Defcon 26 A Retrospective

One more year gone, one more Defcon completed.

In the heart of the Las Vegas Strip, once a year a conference comes along that brings people from all over the world to do one thing.. Hack you!

Defcon is the longest-running security conference in existence and one that I have been attending of and on since Defcon eleven. It is an opportunity to see and interact in real life with industry peers that would forever remain a digital persona otherwise. It is the place where you hear about the newest attack techniques, the coolest hacks, and the most spectacular security failures. A giant melting pot of hackers, security professionals, various three-letter agency employees, lawyers, students, black hats, grey hats, white hats, IT admins, help desk warriors, journalists, activists, reversers, cypherpunks, scary pentesting voodoo red team experts, and stoic blue team defenders.

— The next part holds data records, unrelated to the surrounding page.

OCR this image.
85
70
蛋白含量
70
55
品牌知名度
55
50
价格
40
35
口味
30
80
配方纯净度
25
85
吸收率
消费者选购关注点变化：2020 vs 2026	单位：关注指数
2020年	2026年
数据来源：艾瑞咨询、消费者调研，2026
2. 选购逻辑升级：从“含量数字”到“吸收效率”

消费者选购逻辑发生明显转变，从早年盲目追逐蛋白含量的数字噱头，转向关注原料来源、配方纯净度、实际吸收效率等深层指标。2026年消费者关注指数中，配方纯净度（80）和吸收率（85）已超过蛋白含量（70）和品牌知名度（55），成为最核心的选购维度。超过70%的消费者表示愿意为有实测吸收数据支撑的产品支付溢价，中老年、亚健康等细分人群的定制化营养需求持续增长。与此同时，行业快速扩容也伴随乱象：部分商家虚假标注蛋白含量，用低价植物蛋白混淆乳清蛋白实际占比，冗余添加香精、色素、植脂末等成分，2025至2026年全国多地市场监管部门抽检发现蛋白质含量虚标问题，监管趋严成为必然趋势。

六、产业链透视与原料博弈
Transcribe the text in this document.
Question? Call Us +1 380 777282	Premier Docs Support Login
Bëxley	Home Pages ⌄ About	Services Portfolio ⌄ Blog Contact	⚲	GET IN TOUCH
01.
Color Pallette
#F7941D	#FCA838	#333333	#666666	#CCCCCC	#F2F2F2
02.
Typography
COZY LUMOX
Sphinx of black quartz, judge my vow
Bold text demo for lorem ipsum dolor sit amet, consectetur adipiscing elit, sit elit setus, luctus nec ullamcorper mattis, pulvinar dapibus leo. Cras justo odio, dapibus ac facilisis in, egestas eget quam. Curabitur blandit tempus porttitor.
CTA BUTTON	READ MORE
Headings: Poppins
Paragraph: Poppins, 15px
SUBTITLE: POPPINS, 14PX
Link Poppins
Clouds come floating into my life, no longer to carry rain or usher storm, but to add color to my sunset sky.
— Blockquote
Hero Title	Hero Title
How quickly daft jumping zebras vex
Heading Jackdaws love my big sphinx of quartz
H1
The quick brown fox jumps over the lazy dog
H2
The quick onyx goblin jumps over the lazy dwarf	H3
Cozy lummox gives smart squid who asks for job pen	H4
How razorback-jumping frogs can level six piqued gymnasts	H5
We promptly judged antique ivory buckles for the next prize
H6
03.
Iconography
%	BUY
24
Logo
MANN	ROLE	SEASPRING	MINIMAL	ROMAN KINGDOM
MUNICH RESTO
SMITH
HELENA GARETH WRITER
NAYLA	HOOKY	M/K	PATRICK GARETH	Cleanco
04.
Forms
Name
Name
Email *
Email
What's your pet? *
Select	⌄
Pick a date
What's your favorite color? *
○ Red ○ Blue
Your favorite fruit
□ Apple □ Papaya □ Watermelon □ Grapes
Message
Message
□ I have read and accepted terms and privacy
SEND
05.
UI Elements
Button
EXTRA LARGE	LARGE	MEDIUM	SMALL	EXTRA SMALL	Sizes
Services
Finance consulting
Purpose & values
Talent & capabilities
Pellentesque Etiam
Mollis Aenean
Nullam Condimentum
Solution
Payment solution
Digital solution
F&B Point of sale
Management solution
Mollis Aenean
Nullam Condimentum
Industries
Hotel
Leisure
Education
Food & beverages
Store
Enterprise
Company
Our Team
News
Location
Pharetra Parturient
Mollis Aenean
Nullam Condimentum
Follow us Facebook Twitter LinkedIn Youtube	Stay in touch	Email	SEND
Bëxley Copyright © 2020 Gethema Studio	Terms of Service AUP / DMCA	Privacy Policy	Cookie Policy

Defcon is the conference of conferences. There’s even a LineCon, consisting of the impromptu discussions that take place while waiting to register or waiting to get into a room to see a presentation. And let’s not forget HallCon, where you strike up a conversation with random strangers and never, not once, have them roll their eyes when you start talking about security.

Villages, such as the LockPick village, exist where volunteers demonstrate just how illusionary the protection a physical lock provides. Then there are various hardware hacking villages, where routers, Wi-Fi repeaters, or anything containing a small computer is picked apart. Soldering irons abound, and disassembling is encouraged. Warranties are gleefully broken and tamper mechanisms are ignored or defeated in an undetectable manner. There’s the car hacking village, drone hacking, the social engineering events. The list goes on and on in a cornucopia of coolness.


And let’s not forget the badges. Defcon has the best badges—in part out of necessity, how do you combat counterfeit badges when the vast majority of your attendees know about plastic card printers, have a passing familiarity with photo editing software, and perhaps a flexible moral code?

Defcon attendees witnessed the birth and rise of unofficial Defcon badges. Built by attendees, these unofficial badges became the most sought-after object to wear around your neck: a prestigious status symbol, confirming your “l33t-ness.” A visual confirmation that had the guile necessary to acquire them. You knew the right people, or had the skills to create your own. Defcon 26 saw a veritable explosion of unofficial badges, as more and more groups of enterprising con attendees started making their own badges with a dizzying array of features.

Defcon is what you make of it but its a great place to see and learn about things you might not otherwise hear about in the world of tech.